I'm happy to report they all look pretty good. The leaves have plumped up--a sure sign they've put out roots. Sometimes, all anything or anyone needs is a little TLC and some serious mothering.

This aeonium is showing new growth.


Leah St. James said...

The plants look fantastic, Alison! Very cool. I'm the office mom where I work, too. Except it really is my job. I'm the go-to person for pretty much every request around the office--from help with our electronic timesheets to Band-aids. When we have "food" events, which is often, I'll make sure I wash all the fruits and veggies (that need it) before setting them out because I KNOW they won't. But most of my "nurturing" seems to be in the form of "gentle reminders." I've had to send notes about cleanliness (or lack of) from the copier area to the kitchen.

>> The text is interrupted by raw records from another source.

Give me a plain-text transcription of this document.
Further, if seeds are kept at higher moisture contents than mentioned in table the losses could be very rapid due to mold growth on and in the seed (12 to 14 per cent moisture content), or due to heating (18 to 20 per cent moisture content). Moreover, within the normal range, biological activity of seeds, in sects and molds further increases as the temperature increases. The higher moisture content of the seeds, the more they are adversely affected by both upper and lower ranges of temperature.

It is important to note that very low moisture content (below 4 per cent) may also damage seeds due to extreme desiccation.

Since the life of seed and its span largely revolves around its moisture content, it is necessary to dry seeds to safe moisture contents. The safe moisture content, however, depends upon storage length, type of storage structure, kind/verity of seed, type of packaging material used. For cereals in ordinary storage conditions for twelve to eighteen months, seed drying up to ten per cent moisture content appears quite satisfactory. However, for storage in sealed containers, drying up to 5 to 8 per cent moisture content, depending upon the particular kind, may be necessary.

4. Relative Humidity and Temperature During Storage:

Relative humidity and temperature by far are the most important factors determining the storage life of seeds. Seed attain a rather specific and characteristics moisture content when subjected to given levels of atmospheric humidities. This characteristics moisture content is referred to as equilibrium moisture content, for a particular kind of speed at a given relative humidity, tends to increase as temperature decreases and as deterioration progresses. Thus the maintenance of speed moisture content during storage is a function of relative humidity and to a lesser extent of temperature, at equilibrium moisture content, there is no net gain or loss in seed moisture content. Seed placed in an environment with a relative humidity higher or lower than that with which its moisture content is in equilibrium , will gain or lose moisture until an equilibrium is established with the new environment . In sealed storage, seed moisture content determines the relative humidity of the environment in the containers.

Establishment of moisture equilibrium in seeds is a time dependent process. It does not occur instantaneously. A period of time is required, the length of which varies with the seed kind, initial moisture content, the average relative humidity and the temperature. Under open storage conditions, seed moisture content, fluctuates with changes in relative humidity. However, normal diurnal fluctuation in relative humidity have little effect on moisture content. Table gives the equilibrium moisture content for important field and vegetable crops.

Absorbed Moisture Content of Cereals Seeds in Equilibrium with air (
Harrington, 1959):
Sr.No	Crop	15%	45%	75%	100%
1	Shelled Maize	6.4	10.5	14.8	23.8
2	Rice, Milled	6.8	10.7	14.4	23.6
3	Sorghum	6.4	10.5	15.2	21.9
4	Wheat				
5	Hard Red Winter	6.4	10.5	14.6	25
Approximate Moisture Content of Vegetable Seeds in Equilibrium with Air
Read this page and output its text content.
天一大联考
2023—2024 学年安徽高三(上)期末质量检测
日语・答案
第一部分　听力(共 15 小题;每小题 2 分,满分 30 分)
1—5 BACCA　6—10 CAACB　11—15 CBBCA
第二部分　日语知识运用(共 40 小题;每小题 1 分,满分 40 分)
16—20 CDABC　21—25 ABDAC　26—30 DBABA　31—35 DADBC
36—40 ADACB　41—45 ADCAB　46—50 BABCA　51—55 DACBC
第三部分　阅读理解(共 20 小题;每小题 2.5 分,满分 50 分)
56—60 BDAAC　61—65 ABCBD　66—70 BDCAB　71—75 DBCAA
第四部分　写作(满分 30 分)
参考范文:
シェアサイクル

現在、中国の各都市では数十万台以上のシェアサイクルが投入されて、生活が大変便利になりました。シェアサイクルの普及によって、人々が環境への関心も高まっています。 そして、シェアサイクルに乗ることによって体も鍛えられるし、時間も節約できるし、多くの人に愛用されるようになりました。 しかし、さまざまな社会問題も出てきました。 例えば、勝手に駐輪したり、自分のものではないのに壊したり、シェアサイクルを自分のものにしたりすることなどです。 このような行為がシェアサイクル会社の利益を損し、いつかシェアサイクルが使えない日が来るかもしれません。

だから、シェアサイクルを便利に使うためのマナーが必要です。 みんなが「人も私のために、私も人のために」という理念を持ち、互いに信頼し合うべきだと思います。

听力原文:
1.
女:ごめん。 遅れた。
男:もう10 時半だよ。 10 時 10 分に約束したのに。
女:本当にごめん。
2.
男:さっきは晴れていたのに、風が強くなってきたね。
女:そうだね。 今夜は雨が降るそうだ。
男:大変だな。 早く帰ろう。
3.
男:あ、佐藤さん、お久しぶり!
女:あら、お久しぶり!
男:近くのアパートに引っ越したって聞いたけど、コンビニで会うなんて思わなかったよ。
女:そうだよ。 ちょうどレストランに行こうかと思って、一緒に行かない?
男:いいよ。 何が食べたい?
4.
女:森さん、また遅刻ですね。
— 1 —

And I must confess I once scolded a (young) co-worker who grabbed a handful of snacks (a giant handful!) to horde at his desk instead of taking just one. Me: You're not taking ALL OF THEM, are you?!? Co-worker (glancing down at the dozen or so items in his hands): Uh...no...of course not. I was just deciding which to pick." Me: "Those don't just magically appear here from the 'office food fairy,' you know. Someone has to go out and buy them, then lug them from the store to the office, across the parking lot and up the stairs. Do you know how much effort it takes to bring in food for 65 people?!?!" Yeah...it wasn't pretty. I apologized, of course. Not that I didn't have a valid point, but that I could have explained with less hysteria, and venom. :-) Ahh, the joys of office motherhood.

Margo Hoornstra said...

Isn't it great how your adult children turn out to be your very best friends? I never would have believed that possible when my four (two of each) were growing up. We were the house where all the kids seemed to congregate. Like you, we even took in a few now and then when they needed it. Your plants seem to be thriving. Guess plants or people, a little TLC can go a long, long way.

Rolynn Anderson said...

The good thing about plants is they are better off with less attention, a sort of benign neglect (once they are placed in the correct spot (sun vs. shade, etc.) What I learned is that we tend to give them too much water. Succulents are hardy souls and I'm amazed how easy they are to transplant. They don't need much water, either. I just bought a new succulent that looks twiggy and the tops of the twigs are bright orange! So cool.

Brenda Whiteside said...

The plants look great! I love decorative gardening, although I rarely take the time for it anymore. I love being a mom to my son, but I think sons don't "let" you nurture them quite as much at some point in their lives. At least we are good friends. How do you feel about nurturing older people? I could come live with you!

Jannine Gallant said...

My two surviving house plants are lucky when I remember their existence. The gardening gene skipped me, I'm afraid. My mothering technique is more of the "you have a brain, use it to figure it out" variety. Unless it's an English paper. My urge to edit gets out of control with those! LOL I do enjoy feeding people, but I'm not the mom who volunteers for everything under the sun, though I do my share. Hmm, I may need to take some mothering lessons, Alison. Where do I sign up?

Alison Henderson said...

Leah, your snack story made me laugh - so typical! I'm glad I was never in charge of food at the office.

Alison Henderson said...

Margo, my daughter really is my best friend, and I wouldn't have it any other way. We manage to have a great time together no matter what we're up to.

Alison Henderson said...

Rolynn, I am beginning to worry that I'm watering the new succulents too much. Now that the seem established, I should probably cut back.

Alison Henderson said...

Jannine, you've done a fantastic job with your daughters. The last thing you need is lessons in mothering!

Alison Henderson said...

Brenda, come on over! I'm an equal opportunity motherer. When my own mom visited in July, I wouldn't let her eat just an appetizer and a big slice of cheesecake at a restaurant, and she's 85! She grudgingly agreed to have a bowl of soup, but told me later she felt better because of it. Vindication.